A couple of weeks ago at Bouchercon in San Francisco I had the opportunity to be on a panel titled Crazy Killers. That panel, which also included Steve Hockensmith, Marcus Sakey, Ken Mercer, and Rick Mofina, evolved into a lively discussion about character development.
It served as a perfect warm-up for this post about the process I go through when I’m writing a book and working on populating it with the sort of characters that readers will find interesting and memorable.
I don’t base my characters on anyone I’ve ever known. That sort of approach doesn’t interest me much, and it wouldn’t be anywhere near as much fun as it is to make them up out of whole cloth. When I began writing Killing Red, my debut thriller, I embraced two long-established theories of character development:
- The best protagonists are flawed.
- Every villain is the hero of his or her own story.
Alex Chapa, the protagonist of Killing Red and Mourn the Living, was born of a personal fascination with people who are very good at their jobs, but seemingly incapable of managing their everyday lives. We know all about these people in politics, sports, entertainment, business. We work with them every day, see them on the other side of the backyard fence, perhaps sit next to them at the Thanksgiving table.
In Chapa’s case, he is an exceptional newspaper reporter. Dedicated and resourceful, he launched his career more than a decade before we meet him, when he broke the story of the capture of Kenny Lee Grubb, the villain in Killing Red, then built it through years of tough and determined reporting.
His personal life, on the other hand, is another matter. Chapa is divorced and bears a fair share of the blame for the failure of his marriage. His growing distance from his young daughter is a festering problem in Killing Red, and a major conflict that he must resolve in Mourn the Living. Chapa’s finances are a mess, as are his house and car. And the job he loves, as well as the industry that he’s sacrificed for and dedicated himself to serving, is slowly disappearing.
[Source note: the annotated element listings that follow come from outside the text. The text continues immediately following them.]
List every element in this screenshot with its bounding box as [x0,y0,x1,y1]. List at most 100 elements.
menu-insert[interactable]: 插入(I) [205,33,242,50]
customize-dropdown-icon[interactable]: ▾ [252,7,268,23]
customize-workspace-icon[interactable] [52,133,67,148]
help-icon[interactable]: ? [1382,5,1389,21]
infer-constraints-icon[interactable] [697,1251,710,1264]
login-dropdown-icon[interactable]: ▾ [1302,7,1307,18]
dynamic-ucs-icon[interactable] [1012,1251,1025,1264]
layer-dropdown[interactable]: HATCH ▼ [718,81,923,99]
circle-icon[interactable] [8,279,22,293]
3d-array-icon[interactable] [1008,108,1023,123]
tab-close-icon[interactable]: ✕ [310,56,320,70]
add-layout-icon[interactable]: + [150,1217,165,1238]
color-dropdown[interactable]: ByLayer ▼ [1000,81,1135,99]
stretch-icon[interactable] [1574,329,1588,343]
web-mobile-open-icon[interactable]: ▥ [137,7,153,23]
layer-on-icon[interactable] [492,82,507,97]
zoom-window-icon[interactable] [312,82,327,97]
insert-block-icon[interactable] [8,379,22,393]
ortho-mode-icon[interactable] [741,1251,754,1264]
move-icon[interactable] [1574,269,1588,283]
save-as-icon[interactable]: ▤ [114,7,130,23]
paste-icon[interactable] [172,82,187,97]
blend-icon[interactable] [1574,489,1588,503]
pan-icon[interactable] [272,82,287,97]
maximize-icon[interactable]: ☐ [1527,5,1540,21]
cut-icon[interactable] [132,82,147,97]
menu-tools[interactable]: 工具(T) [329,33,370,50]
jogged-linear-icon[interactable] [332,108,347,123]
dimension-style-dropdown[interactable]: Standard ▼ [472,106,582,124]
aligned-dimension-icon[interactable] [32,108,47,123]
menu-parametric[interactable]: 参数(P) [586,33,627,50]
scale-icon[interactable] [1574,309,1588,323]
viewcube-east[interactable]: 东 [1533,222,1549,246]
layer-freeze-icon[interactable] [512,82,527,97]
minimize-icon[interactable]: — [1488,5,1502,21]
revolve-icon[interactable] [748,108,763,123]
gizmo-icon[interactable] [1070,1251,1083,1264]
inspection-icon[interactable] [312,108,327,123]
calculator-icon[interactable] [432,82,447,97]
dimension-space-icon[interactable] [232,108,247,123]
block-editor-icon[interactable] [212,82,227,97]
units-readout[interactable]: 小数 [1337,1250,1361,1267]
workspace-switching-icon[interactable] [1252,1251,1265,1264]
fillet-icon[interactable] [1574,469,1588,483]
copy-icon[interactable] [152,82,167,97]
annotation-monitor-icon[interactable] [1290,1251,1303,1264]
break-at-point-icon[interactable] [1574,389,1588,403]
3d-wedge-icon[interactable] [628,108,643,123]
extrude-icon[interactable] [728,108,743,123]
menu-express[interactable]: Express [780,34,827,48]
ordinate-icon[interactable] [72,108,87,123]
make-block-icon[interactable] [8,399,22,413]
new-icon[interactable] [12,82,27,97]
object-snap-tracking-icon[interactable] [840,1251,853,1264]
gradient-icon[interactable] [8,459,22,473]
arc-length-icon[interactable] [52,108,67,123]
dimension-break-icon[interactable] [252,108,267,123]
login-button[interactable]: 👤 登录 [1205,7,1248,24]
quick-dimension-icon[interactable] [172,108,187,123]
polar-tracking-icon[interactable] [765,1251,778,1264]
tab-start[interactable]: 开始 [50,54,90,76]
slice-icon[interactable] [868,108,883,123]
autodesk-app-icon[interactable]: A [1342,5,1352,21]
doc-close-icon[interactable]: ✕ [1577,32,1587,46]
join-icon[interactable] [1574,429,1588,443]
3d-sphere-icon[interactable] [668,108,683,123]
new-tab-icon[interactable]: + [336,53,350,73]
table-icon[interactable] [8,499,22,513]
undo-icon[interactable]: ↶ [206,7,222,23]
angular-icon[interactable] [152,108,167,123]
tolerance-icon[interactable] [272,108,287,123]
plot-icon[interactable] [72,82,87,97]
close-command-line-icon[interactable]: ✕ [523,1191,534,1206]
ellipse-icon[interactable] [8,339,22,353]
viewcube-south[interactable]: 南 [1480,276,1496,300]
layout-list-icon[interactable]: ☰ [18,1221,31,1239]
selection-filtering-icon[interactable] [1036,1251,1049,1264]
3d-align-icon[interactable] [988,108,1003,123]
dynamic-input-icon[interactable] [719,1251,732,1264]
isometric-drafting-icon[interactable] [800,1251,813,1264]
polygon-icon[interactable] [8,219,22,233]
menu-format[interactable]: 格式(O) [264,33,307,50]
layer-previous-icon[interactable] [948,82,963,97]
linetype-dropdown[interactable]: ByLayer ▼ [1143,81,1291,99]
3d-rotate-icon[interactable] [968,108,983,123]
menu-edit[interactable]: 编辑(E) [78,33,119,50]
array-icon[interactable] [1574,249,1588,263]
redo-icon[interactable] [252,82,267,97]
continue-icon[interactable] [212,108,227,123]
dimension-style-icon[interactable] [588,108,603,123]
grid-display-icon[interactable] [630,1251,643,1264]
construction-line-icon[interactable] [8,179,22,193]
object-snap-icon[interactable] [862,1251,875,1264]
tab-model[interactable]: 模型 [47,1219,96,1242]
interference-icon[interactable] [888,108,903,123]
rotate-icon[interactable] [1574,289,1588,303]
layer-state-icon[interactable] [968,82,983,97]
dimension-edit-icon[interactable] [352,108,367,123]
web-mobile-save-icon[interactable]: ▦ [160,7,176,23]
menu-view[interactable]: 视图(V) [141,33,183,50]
That, in a nutshell, is the guy my readers have to depend on to make things right. Chapa’s flaws not only add more hurdles for him to get over as he tracks the bad guys and pursues his story, they also help to make him a more real world character. This, of course, makes it easier for the reader to relate to him. Unless the protagonist is some sort of super human, detective, or spy, they should have a problem they need to solve, and it’s not the one that will drive the novel. In many ways, the main plot belongs to the villain. It is, after all, the antagonist who sets things into motion.
Antagonists can be a lot of fun to create, but the stakes are very high for an author. The villain can make or break a crime novel. For me, the antagonist begins as a product of the plot. I first know what the crime is, then I work backwards to create a profile of the sort of individual who would commit such an act. In a sense, that’s what every investigative reporter or police detective does. Though my readers will not get to know as much about my villains as they will about my protagonists, I do work to add depth to those characters as well. That’s vital in creating a compelling and genuinely threatening antagonist.
Villains should have a clear motivation for their crimes, and I tend to avoid the usual reasons (sex, money, power). A mindless villain can get boring in a hurry. So can a clichéd one. Each of the Alex Chapa thrillers contains flashback chapters that focus on the villain at a younger age. I don’t get into any sort of heavy psychoanalysis, but just as each of us is the product of our experiences, so it should be with our characters, including our villains.
Each of my books, Killing Red, Mourn the Living, as well as the two I’m working on now, have multiple antagonists. This helps add further complications to the plot. The key to this approach is that each villain needs to be distinct, and have their own individual set of motivations. Secondary and minor characters are, in their own way, every bit as essential to creating a vibrant and compelling narrative.
One key to creating interesting minor characters is to avoid the sense that they did not exist until the moment when they first appeared on the page. For a minor character to make an impact they must be unique but credible, and they should have an implicit backstory. You may not fully know what each character’s personal history is, but the reader should get the sense that they have one. This can be achieved in a number of ways, through dialogue, appearance, or association.
Though minor characters are vital in creating a full, well rounded story, they have less weight to bear. This gives the author some room for invention. It’s with the minor characters that authors can experiment and take some chances. That makes these characters a great deal of fun to create. It can also make them memorable. I’ve gotten a great many comments about a bouncer with an attitude, a colorful psychic, and a savvy bar owner in Killing Red. The same is true for a would-be femme fatal, a befuddled rival newspaper reporter, and philosopher thief in Mourn the Living. These characters come and go, and the narrative moves on, but the impression that each of them makes can stay with readers for a long time.
Locations and settings can become characters as well. In fact, a well-crafted setting will take on a life of its own. I’ve received a number of emails and questions regarding a certain mobile home in Killing Red, and a windmill in Mourn the Living.
But now I’m wandering into the subject of settings, and that’s best left for another post.